A: Roots are file:// URIs declared by the client that define the filesystem boundaries the server is permitted to access — typically the user's active project directories or workspaces. The server queries roots/list to discover which paths are in scope, and should restrict all file operations to paths under those roots. The client receives notifications/roots/list_changed when the workspace changes. This prevents a server from accessing files outside the user's intended scope — a server for a project at /home/user/projects/app cannot read /home/user/.ssh/ unless that path is explicitly declared as a root.

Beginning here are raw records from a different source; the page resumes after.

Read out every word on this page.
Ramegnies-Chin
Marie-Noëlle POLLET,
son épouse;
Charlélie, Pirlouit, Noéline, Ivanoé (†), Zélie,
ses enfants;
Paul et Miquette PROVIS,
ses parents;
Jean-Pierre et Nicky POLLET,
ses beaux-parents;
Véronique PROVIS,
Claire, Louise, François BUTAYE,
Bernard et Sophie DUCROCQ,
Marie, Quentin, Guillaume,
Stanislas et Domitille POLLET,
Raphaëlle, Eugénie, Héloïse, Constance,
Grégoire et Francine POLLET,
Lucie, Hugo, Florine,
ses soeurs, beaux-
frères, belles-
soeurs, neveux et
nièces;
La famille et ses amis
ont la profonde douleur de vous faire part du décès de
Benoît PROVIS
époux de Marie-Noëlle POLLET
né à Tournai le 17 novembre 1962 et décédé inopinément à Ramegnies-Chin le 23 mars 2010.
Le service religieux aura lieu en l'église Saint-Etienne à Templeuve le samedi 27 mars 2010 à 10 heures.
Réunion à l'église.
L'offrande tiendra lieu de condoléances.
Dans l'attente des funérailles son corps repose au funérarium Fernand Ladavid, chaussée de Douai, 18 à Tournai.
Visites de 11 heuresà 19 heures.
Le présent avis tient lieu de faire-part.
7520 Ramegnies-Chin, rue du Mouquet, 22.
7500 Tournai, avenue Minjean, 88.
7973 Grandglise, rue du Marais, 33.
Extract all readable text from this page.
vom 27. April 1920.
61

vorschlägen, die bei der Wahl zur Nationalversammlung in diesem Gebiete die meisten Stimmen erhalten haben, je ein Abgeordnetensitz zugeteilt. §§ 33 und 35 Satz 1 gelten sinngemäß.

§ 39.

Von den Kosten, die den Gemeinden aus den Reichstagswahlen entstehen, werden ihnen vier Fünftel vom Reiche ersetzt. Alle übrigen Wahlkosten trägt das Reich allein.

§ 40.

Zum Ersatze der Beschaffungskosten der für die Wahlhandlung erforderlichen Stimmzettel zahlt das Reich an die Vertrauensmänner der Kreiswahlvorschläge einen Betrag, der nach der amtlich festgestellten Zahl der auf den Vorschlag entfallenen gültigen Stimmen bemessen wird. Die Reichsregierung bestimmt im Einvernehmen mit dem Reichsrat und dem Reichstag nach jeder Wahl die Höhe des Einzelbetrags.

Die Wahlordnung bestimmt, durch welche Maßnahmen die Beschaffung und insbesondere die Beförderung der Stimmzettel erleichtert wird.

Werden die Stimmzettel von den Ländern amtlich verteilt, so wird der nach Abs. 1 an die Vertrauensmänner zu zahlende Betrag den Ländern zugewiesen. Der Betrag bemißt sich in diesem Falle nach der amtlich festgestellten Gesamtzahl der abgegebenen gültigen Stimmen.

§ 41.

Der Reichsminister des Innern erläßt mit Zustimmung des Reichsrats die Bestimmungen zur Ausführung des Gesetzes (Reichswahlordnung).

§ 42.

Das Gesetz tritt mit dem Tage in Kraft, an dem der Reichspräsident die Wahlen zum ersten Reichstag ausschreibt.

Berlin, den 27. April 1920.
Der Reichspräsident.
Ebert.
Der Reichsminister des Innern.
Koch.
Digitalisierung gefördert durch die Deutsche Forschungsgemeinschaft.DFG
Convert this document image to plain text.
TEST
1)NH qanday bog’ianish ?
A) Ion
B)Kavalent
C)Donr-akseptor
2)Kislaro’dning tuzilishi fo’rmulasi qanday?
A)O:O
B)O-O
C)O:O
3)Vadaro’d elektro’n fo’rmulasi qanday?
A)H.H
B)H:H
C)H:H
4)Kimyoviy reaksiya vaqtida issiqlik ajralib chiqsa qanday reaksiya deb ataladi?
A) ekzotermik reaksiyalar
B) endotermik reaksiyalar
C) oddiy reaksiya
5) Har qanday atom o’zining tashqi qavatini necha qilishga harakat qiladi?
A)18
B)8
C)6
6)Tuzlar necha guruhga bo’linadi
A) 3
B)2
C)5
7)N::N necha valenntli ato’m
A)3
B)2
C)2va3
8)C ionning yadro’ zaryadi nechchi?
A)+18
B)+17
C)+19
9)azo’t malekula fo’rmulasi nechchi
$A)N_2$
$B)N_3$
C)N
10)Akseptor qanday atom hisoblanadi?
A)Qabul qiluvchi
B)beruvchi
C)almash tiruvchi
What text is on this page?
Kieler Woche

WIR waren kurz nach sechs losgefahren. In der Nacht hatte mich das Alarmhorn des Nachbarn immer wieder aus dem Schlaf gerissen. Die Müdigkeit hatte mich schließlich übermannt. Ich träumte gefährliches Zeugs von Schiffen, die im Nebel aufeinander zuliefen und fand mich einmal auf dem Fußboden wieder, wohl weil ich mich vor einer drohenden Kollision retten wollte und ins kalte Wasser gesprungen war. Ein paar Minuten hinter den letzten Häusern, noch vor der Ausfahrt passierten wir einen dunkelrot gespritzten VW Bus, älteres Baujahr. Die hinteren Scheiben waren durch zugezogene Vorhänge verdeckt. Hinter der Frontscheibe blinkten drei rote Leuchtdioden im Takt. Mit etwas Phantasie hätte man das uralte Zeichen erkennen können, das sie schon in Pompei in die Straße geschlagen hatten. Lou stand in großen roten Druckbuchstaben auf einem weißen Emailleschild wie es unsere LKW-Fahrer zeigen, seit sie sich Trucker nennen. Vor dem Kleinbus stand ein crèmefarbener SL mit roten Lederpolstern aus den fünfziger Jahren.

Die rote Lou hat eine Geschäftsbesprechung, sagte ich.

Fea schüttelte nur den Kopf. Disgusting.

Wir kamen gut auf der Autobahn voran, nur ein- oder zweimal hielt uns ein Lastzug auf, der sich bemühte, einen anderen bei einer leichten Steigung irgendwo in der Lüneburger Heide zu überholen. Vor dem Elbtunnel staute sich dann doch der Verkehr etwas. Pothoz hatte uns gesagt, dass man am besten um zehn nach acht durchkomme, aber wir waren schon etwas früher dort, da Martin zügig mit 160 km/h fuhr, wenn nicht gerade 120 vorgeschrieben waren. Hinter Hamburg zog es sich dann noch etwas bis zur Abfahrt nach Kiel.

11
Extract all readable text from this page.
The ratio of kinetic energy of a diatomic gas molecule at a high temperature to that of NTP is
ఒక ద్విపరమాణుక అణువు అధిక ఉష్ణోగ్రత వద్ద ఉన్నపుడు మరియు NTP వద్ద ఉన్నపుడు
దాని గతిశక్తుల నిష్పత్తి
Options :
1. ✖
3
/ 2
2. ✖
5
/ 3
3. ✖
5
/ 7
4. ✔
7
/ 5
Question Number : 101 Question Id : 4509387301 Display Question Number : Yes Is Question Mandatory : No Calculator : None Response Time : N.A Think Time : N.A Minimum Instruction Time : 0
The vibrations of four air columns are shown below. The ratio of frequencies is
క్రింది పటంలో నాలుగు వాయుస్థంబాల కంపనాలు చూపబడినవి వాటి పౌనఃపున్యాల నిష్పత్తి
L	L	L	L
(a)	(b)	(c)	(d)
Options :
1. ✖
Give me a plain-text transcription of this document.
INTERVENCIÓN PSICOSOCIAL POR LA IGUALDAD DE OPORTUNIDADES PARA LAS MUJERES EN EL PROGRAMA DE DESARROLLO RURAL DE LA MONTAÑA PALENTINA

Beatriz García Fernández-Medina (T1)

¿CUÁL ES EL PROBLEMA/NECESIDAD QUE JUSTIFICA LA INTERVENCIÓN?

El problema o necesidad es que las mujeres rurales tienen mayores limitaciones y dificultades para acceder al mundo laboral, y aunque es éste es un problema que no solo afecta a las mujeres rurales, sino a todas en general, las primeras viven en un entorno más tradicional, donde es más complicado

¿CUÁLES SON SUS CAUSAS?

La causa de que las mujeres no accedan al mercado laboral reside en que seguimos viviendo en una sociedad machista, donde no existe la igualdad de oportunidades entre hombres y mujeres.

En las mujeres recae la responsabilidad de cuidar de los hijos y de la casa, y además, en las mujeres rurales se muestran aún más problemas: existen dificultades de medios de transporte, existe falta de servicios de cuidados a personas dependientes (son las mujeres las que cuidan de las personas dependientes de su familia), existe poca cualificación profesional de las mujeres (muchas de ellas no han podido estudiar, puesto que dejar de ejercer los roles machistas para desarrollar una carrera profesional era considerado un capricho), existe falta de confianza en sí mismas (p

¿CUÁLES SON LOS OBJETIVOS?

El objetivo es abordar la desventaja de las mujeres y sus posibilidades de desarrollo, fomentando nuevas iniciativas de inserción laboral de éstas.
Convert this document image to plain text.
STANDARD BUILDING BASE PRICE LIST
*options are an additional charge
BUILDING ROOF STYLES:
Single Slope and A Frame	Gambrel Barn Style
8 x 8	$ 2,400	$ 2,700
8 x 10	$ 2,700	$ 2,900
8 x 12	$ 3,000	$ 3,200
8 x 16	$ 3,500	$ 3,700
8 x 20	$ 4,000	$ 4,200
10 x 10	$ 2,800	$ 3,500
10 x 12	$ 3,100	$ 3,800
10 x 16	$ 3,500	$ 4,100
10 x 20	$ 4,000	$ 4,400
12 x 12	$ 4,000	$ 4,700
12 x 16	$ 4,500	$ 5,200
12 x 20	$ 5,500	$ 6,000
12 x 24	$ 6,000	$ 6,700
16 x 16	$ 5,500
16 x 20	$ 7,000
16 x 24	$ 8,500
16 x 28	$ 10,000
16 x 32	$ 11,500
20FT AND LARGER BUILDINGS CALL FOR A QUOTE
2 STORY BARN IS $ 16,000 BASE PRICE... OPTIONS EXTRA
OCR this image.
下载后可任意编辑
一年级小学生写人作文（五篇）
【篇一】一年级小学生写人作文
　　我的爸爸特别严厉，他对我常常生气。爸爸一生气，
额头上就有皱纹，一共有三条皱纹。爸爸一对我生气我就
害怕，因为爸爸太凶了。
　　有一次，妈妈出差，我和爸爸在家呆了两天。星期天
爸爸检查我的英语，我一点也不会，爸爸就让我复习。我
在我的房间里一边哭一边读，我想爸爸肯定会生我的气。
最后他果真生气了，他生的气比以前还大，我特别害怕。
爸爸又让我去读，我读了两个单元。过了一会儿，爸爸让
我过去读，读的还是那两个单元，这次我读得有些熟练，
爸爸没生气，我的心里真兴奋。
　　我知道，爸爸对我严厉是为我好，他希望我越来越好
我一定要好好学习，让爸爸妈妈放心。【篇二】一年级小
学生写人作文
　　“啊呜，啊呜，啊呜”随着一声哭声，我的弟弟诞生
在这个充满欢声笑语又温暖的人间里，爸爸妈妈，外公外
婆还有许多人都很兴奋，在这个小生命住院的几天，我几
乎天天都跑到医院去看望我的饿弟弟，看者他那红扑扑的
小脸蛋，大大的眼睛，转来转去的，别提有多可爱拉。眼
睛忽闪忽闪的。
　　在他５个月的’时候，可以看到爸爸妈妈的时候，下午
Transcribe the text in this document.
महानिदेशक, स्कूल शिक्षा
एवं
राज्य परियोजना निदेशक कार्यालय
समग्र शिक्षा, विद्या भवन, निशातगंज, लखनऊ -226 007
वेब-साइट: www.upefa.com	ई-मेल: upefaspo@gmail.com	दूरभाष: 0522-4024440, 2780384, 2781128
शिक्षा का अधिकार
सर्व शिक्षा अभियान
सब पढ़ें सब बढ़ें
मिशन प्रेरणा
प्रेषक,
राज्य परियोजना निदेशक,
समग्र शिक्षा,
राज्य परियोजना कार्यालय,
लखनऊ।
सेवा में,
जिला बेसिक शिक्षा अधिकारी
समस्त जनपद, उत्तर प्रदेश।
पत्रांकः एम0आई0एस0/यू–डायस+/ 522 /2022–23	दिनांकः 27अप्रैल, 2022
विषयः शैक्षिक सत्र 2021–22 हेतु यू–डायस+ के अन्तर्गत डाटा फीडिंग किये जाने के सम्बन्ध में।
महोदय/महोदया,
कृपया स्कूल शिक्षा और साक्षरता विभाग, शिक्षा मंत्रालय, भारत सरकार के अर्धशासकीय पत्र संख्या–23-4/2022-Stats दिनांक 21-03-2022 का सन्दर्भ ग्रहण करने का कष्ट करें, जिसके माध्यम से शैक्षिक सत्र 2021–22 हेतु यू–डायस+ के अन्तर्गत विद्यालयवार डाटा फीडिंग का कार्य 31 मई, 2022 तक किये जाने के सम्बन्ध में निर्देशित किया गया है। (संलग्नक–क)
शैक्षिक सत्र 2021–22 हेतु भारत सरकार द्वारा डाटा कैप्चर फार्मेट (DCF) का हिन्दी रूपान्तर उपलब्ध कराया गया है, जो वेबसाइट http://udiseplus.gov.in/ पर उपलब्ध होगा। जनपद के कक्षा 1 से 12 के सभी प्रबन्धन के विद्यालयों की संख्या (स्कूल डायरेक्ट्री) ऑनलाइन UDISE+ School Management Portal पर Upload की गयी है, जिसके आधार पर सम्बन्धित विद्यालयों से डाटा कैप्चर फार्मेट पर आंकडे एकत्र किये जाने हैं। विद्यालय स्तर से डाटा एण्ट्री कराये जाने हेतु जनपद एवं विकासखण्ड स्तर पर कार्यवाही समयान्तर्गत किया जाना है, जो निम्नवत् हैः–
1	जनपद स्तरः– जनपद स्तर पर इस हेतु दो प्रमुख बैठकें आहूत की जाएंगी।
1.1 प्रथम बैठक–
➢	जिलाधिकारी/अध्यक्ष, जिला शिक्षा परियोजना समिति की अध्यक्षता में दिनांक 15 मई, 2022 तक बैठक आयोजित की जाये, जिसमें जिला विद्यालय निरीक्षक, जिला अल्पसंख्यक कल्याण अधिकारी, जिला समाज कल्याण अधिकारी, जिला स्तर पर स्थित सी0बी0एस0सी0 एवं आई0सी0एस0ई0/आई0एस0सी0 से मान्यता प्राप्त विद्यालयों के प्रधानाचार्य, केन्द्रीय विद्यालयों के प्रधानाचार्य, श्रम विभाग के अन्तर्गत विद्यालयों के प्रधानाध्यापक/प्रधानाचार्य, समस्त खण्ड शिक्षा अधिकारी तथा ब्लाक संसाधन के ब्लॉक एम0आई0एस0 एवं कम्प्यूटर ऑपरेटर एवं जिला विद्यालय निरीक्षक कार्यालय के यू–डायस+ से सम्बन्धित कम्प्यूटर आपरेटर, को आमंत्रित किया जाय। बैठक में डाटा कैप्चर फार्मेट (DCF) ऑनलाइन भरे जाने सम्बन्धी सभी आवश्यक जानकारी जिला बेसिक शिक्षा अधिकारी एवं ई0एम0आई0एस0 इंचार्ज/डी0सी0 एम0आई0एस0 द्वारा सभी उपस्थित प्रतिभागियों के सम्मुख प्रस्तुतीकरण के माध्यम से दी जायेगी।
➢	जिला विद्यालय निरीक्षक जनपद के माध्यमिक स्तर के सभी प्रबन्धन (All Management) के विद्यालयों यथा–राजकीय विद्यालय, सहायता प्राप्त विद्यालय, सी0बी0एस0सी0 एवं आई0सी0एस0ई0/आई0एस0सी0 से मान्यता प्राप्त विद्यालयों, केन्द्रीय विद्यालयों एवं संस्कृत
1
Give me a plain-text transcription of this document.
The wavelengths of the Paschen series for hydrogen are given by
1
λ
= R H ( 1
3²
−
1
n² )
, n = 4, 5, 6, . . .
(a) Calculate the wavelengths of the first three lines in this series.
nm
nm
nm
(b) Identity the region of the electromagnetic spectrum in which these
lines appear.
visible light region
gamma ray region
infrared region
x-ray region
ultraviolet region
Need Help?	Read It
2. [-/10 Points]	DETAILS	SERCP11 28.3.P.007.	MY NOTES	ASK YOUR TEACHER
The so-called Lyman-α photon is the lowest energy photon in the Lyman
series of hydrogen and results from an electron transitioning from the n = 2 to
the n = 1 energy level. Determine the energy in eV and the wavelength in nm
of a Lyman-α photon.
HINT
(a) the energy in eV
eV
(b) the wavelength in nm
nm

Q3: Explain the MCP trust hierarchy and why Servers are at the bottom. [Medium]

A: The trust hierarchy flows: User (highest) → Host → Client → Server (lowest). Servers are treated as untrusted third parties because they are arbitrary code, potentially authored by anyone and distributed through the open-source ecosystem. A server cannot use any capability the Host didn't explicitly declare during initialization; all server-initiated interactions with the user (Elicitation) and the LLM (Sampling) must pass through the Host, which can inspect and reject them. This design ensures that even a compromised or malicious server is constrained by what the Host permits — it cannot directly access the LLM, the user, or capabilities beyond its declared scope.

Q4: How does the Sampling primitive achieve model-agnosticism for MCP servers? [Hard]

A: When a server needs LLM-generated text, it sends a sampling/createMessage request specifying messages and preferences (costPriority, speedPriority, intelligencePriority, and optional model name hints) — but never a specific model API endpoint or API key. The Host intercepts this request, selects the actual model based on its own configuration and the server's preferences, executes the generation, and returns the result to the server. The server never knows which model was used and never holds credentials. When the Host switches from Claude to GPT-4, every MCP server immediately runs against the new model without any server-side changes.

Q5: What is the difference between a Tool error and a protocol error in MCP, and why does the distinction matter? [Hard]

A: A protocol error occurs when something goes wrong at the communication level — unknown method name, malformed JSON, server failure, timeout — and is returned as a JSON-RPC error object (with negative error codes like -32602). A Tool execution error is when the tool ran successfully from a protocol perspective but the business logic failed (e.g., "file not found", "permission denied", "query returned no results") — this is returned as a normal result with isError: true in the response body. The distinction matters because the LLM should treat protocol errors as communication failures (retry or escalate) but treat tool execution errors as informative results it can reason about — "the file wasn't found, so I should try a different path."